In this example we will be splitting clusters into primary and secondary nodes.
Having a way to not take down both sides of a HA cluster is a basic requirement for sysadmins, but can be tricky to express in configuration management.
There are multiple ways to gather this info.
Your cluster software knows it - usually it'd be right in the configuration.
You might have a strict naming convention, i.e. one that makes all even systems a cluster primary and all odd ones a secondary. That doesn't have a high benefit on a technical level, but is very easy to 'hash' in a human brain, meaning you can easily identify those nodes in a list, no matter if it contains 10 or 1000 cluster pairs.
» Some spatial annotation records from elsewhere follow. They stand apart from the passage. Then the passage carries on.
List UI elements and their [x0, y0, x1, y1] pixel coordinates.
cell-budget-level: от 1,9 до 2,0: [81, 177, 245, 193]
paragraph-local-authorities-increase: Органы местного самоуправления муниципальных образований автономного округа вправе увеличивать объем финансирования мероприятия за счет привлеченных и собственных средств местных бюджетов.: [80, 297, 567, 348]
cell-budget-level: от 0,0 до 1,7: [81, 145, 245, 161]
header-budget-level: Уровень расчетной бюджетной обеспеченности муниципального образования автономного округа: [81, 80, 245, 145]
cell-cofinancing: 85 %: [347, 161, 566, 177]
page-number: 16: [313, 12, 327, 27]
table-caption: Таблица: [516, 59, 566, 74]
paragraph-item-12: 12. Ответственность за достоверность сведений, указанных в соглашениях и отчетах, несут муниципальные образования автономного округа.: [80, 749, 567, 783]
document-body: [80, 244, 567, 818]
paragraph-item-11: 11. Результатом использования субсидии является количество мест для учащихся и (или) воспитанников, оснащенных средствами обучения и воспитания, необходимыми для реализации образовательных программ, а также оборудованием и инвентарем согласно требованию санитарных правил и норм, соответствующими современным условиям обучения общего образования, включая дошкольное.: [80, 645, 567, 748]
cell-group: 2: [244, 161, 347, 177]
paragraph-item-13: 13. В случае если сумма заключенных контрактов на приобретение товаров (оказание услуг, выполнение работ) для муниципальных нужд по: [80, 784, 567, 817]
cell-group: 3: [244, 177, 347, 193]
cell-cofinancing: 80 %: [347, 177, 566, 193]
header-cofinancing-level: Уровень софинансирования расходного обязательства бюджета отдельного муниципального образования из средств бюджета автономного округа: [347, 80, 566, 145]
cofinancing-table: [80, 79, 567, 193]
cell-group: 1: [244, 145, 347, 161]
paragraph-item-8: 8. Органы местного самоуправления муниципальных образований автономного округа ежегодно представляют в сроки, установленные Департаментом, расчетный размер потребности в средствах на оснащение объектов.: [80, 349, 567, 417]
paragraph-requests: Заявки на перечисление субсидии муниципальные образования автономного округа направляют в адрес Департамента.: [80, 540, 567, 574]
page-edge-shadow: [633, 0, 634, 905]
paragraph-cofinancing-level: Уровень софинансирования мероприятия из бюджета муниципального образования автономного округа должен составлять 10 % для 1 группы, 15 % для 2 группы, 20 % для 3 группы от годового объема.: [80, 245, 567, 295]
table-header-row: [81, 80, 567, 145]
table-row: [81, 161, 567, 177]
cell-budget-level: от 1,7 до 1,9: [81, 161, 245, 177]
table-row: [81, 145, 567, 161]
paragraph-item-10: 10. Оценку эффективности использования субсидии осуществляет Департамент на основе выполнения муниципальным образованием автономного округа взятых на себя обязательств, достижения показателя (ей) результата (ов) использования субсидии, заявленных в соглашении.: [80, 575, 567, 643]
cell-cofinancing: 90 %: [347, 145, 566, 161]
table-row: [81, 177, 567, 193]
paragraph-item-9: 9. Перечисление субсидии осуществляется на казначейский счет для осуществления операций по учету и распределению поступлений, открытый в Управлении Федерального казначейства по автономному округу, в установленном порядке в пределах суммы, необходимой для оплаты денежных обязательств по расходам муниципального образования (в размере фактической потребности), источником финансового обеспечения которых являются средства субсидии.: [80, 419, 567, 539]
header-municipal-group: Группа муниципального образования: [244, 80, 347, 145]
Your CMDB might also know it. If it was designed to help you, this information might be found there.
I'll go with an easy example, we use the naming convention and split using regex for odd (primary) and even (secondary) systems.
We can already do this inside rudder using dynamic groups, but for the sake of example I'm now pushing this info from outside Rudder using the API.
(This could be an awk oneliner, but even after so many years it doesn't come freely for my brain. Please look at the example instead of the tuning opportunities :-) )
If you look at the "Properties" page of the node information, you will find this information has been added, meaning Rudder's internal LDAP backend is now aware of this additional information.
Accordingly, we can now start matching on this information.
To catch all nodes that have the cluster property add all -> select test for is defined
To catch all primary nodes -> select test for Name=Value and set it to (in the righthand field) cluster-role=primary
As easy as that.
One Caveat: Pushing a single attribute via API does not trigger a dynamic group update on it's own. For performance reasons you should either trigger an update after adding a bulk of settings or wait out the next update.
If you suppose you have some non-shitty, structured infrastructure database...
- A python-readable excel file
- A json or yml juggernaut
- A real CMDB
- Or even some kind of shell script...
Then you'll be able to use this feature to let Rudder know about your org's intents for a system. On a process level, this is miles away from having a hardcoded list of systems. Instead you'd assign an "application" property to each system, telling Rudder about the main use for this systems.
I happily use this to set up one-application-per service environments, which allows for easy decommissioning and separates misbehaving applications to protect the innocent.